"I'm in a peculiar situation," reflected the youth, as he fitted the same arrow to the string, "for I am to try to hit a target which I don't want to hit. I don't suppose there's much danger, but I would like to beat Hay-uta."

The latter walked to the stump of the limb on which hung the cap, but he showed his wisdom by dodging behind the trunk of a tree large enough to shield his body. Jack laughed when he observed him peeping timidly from behind this cover.

"I'll point a little to one side of my cap," reflected the youth, "and if I elevate my aim a little, as Deerfoot does, I ought to come pretty near it."

His manner of discharging the bow was similar to that of the Sauk. He slowly drew back his right hand, whose thumb and forefinger inclosed the arrow and string, until his strength was at the highest tension, when he let go.

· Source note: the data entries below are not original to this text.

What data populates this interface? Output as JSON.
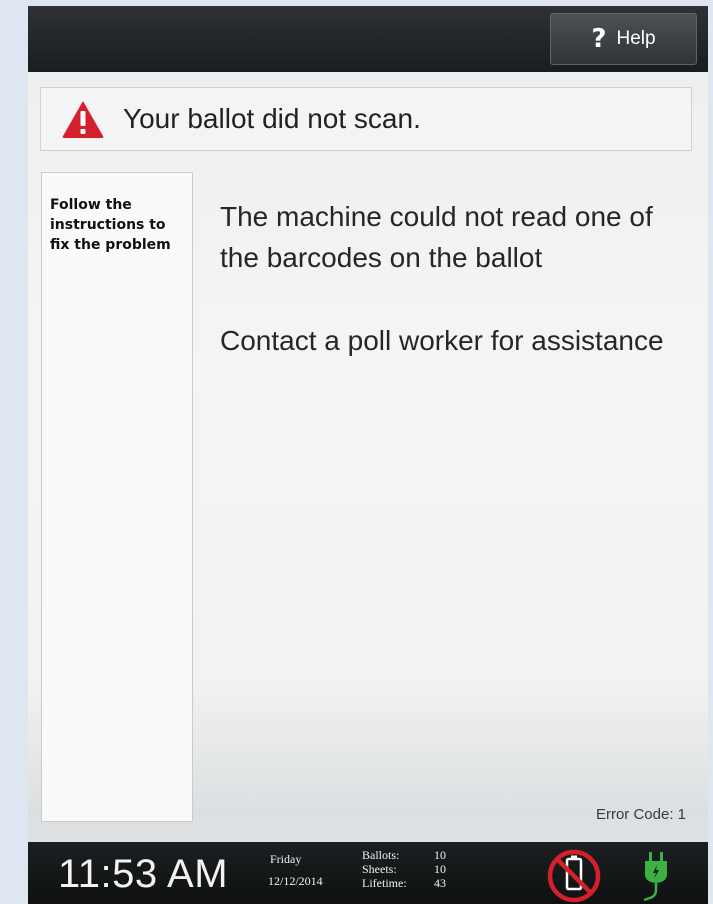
{
  "header": {
    "help_label": "Help",
    "help_icon_glyph": "?"
  },
  "status": {
    "message": "Your ballot did not scan.",
    "icon": "warning-triangle-icon",
    "icon_color": "#d4202a"
  },
  "sidebar": {
    "instruction": "Follow the instructions to fix the problem"
  },
  "main": {
    "paragraphs": [
      "The machine could not read one of the barcodes on the ballot",
      "Contact a poll worker for assistance"
    ]
  },
  "error_code": "Error Code: 1",
  "footer": {
    "time": "11:53 AM",
    "day": "Friday",
    "date": "12/12/2014",
    "counts": [
      {
        "label": "Ballots:",
        "value": "10"
      },
      {
        "label": "Sheets:",
        "value": "10"
      },
      {
        "label": "Lifetime:",
        "value": "43"
      }
    ],
    "battery_icon": "no-battery-icon",
    "battery_icon_color": "#d4202a",
    "power_icon": "power-plug-icon",
    "power_icon_color": "#3cb043"
  }
}
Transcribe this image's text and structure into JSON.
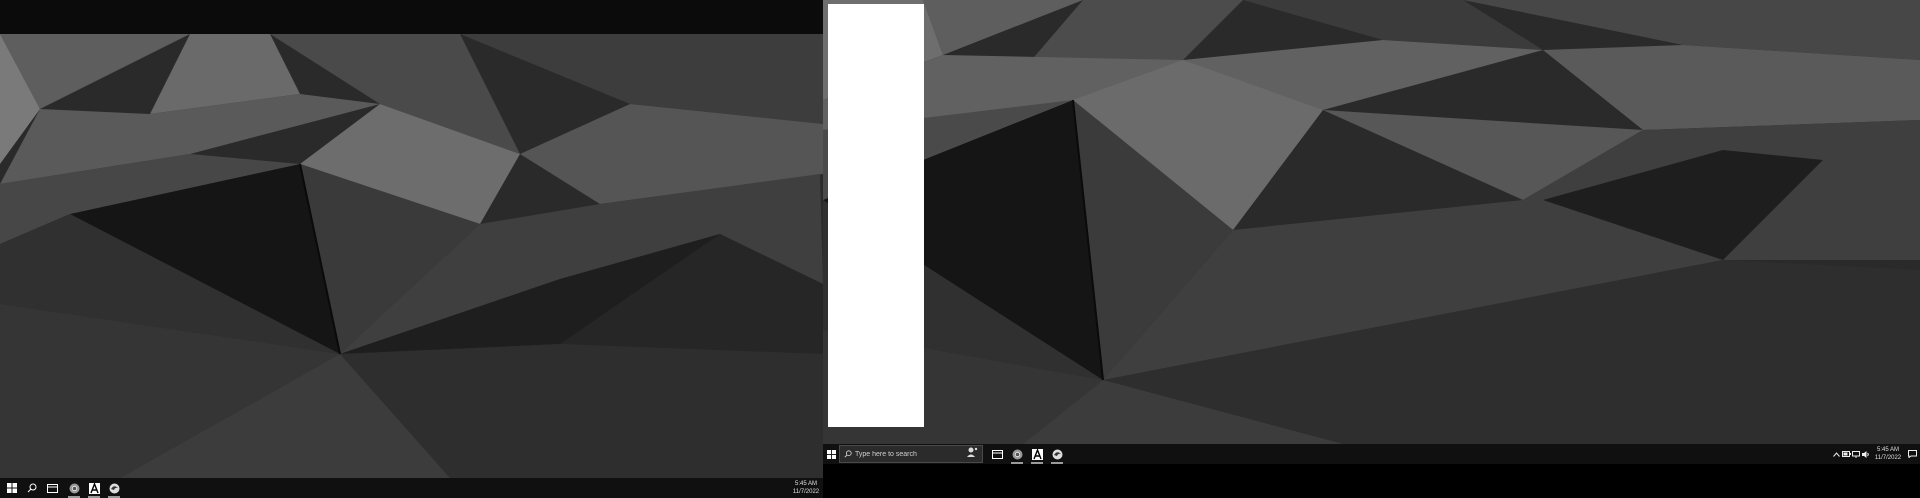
{
  "left_monitor": {
    "taskbar": {
      "icons": [
        "windows-start-icon",
        "search-icon",
        "task-view-icon",
        "chrome-icon",
        "font-a-icon",
        "browser-icon"
      ],
      "clock": {
        "time": "5:45 AM",
        "date": "11/7/2022"
      }
    }
  },
  "right_monitor": {
    "taskbar": {
      "search": {
        "placeholder": "Type here to search"
      },
      "icons": [
        "windows-start-icon",
        "search-icon",
        "assistant-icon",
        "task-view-icon",
        "chrome-icon",
        "font-a-icon",
        "browser-icon"
      ],
      "tray_icons": [
        "chevron-up-icon",
        "battery-icon",
        "network-icon",
        "volume-icon",
        "notification-icon"
      ],
      "clock": {
        "time": "5:45 AM",
        "date": "11/7/2022"
      }
    }
  },
  "colors": {
    "taskbar": "#101010",
    "wallpaper_base": "#2a2a2a",
    "window": "#ffffff"
  }
}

The aim could not have been improved, for it was a "bull's eye". The flint-pointed shaft tore its way through the top of the cap, which was carried off its support and dropped to the ground with the feathered part of the missile sticking in the air.

Hay-uta ran from behind the tree, picked up the target with the head of the arrow tangled in it, and held up the two in view of the young Kentuckian, who viewed them with dismay.

"Great Cæsar!" he exclaimed, "I believe I've ruined my cap!"

But as that which had been done could not be undone, he put on the best face possible. He waved his hand and nodded his head, as though he was not unduly proud over his own success.

"That's the way I always manage those things," he said, loftily, "put it up again."

The Sauk saw what he meant and replaced the cap, from which he first drew the destructive arrow, with a good deal of recklessness as it seemed to the owner, who plainly caught the gleam of daylight through the top, when it slightly oscillated for a moment on its perch.